DDEL-05. PHARMACOKINETIC ASSESSMENT OF CONVECTION-ENHANCED DELIVERY OF SMALL MOLECULE DRUGS FOR H3 K27-ALTERED DIFFUSE MIDLINE GLIOMA

Abstract

Abstract H3 K27-altered diffuse midline gliomas (DMG) are uniformly lethal tumors for which no therapy has been found to be effective. The blood-brain barrier (BBB) restricts uptake and accumulation of systemically administered drugs in the brain. Convection-enhanced delivery (CED) circumvents the BBB by directly infusing therapeutics into the tumor, facilitating homogenous distribution of drugs at high local concentrations with minimal systemic toxicity. However, most drugs given by CED are rapidly cleared from the brain, severely limiting its therapeutic potential. Here, we determine the impact of drug characteristics rather than mechanism of action on compatibility with CED. Various medicinal chemistry prediction models were interrogated to define drug categories predicated on inherent physicochemical properties of the drugs. A panel of FDA-approved drugs with biologically validated activity in DMG were selected for each group: panobinostat/ponatinib, everolimus/topotecan, tolnaftate/tretinoin, and carmofur/eltrombopag.
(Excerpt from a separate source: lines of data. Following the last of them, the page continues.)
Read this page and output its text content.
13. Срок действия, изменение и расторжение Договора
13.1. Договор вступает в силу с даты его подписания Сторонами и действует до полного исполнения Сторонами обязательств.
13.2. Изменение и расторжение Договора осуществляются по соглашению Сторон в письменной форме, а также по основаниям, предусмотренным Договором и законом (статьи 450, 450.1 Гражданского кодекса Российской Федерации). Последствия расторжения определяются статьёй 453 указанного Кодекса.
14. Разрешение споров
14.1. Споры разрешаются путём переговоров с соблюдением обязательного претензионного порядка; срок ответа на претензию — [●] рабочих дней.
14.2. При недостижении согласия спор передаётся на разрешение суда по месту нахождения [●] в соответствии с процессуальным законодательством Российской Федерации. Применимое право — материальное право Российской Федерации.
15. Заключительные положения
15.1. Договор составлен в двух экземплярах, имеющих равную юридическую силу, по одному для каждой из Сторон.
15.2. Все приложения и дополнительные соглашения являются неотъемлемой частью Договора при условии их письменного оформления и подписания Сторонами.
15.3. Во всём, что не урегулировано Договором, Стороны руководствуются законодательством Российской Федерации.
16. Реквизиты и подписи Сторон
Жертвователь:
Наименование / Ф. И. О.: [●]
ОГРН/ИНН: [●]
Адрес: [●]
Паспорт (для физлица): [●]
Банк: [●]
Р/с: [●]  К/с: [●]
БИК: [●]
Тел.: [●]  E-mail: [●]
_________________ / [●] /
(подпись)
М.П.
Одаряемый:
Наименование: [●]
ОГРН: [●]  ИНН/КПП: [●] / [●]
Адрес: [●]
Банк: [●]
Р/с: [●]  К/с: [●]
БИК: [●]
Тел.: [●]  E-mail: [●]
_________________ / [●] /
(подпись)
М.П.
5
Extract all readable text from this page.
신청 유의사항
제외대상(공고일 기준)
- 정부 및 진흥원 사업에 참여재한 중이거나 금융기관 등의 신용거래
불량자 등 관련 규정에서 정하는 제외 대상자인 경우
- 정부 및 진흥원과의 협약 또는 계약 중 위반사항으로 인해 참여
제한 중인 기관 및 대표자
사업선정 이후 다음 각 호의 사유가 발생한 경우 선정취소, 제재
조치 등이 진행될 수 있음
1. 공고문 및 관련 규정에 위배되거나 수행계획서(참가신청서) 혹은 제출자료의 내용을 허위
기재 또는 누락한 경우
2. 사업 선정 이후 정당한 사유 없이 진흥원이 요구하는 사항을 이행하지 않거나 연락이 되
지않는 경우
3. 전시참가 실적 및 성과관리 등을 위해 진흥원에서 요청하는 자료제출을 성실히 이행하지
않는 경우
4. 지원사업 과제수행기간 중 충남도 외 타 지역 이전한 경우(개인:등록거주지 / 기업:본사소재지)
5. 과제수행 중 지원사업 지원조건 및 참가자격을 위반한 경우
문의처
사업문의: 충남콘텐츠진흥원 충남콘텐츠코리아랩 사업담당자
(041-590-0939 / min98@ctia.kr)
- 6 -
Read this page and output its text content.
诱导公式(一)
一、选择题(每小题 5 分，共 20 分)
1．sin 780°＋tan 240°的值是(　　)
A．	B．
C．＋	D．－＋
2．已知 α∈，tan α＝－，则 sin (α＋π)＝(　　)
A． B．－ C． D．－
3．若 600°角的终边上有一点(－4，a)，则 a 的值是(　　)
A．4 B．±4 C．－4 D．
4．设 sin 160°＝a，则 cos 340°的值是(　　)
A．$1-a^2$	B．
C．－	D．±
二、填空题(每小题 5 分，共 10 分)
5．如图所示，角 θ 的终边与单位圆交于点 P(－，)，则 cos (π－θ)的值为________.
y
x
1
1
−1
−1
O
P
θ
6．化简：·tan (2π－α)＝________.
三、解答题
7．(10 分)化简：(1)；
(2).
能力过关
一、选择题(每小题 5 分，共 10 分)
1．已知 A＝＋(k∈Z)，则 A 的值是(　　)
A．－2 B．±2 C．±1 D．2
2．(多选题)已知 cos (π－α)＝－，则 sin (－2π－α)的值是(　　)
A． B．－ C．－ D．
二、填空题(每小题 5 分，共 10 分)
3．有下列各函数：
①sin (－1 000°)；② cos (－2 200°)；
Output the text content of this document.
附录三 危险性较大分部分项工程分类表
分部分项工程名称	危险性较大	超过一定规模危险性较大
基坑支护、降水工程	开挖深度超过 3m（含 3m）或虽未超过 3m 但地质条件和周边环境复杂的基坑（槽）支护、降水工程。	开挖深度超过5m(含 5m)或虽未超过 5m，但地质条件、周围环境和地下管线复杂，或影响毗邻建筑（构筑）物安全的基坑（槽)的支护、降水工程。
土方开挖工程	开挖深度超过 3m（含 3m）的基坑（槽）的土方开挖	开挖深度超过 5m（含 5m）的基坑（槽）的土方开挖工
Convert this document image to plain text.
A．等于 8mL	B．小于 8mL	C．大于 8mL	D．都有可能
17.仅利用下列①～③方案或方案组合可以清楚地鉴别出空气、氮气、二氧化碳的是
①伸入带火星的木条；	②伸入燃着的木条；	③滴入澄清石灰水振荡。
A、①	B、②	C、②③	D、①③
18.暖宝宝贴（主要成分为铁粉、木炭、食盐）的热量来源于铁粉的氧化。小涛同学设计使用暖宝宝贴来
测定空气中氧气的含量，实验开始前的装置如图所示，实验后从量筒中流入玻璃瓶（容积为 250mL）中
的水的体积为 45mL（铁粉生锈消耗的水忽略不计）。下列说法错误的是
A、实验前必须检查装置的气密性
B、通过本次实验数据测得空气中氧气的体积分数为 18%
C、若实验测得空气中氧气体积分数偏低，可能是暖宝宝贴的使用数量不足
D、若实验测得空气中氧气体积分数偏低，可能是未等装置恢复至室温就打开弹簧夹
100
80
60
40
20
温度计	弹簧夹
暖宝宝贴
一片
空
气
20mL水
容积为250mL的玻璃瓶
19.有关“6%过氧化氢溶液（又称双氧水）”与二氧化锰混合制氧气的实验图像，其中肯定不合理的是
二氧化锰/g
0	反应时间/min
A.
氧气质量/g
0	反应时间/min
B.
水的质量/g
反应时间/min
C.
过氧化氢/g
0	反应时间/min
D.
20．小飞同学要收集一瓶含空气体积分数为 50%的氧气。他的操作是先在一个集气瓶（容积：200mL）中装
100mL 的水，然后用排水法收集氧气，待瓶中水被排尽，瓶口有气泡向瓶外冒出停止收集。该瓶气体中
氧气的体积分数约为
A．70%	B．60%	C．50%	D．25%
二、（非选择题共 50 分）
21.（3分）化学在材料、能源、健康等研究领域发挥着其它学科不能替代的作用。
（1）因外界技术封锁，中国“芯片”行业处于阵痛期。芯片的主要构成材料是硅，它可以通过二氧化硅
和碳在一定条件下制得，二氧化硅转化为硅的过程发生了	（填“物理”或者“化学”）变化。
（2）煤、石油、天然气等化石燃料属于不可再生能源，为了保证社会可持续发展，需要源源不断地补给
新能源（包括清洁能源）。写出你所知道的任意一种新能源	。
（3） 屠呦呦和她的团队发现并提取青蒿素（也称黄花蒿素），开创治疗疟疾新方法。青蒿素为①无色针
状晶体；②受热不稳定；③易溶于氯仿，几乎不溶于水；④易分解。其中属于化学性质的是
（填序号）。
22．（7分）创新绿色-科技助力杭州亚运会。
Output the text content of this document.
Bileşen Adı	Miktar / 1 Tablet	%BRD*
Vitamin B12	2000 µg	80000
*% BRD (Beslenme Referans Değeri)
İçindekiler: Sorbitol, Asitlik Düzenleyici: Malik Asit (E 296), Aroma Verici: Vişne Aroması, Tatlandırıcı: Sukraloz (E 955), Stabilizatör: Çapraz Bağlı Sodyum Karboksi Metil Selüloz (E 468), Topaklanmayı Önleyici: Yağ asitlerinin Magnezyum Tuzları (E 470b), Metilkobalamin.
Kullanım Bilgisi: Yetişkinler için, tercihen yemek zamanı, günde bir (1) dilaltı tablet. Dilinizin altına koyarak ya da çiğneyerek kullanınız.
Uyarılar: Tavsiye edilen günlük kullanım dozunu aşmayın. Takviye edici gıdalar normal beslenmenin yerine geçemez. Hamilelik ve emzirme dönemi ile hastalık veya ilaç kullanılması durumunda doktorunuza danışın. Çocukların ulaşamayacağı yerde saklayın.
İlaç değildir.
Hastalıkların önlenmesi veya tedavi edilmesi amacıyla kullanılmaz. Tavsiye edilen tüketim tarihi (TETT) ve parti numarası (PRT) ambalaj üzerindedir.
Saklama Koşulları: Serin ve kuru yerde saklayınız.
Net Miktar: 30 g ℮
In vivo pharmacokinetic studies of these drugs delivered by CED into the pons of tumor-naïve mice showed that drugs expected to be less likely to undergo active efflux persisted at the site of infusion over prolonged periods of time. Conversely, efflux transporter (ET) substrate drugs were quickly excreted from the brain and readily detectable in the plasma following CED. Based on the observed brain and plasma concentration-time profiles, the brain exit rate constant and clearance out of the brain were much higher for ET substrate drugs compared with ET non-substrates, resulting in a significant increase in the residence time (the time spent by drugs in the brain) in the absence of ET-mediated clearance. These properties were further validated in efficacy studies in DMG animal models. The proclivity of many drugs to be rapidly effluxed from the brain after CED generates a vulnerability that can be exploited for the development of novel therapeutic regimens, such as with pharmacokinetics-informed drug selection or concomitant dosing of ET-inhibiting drugs.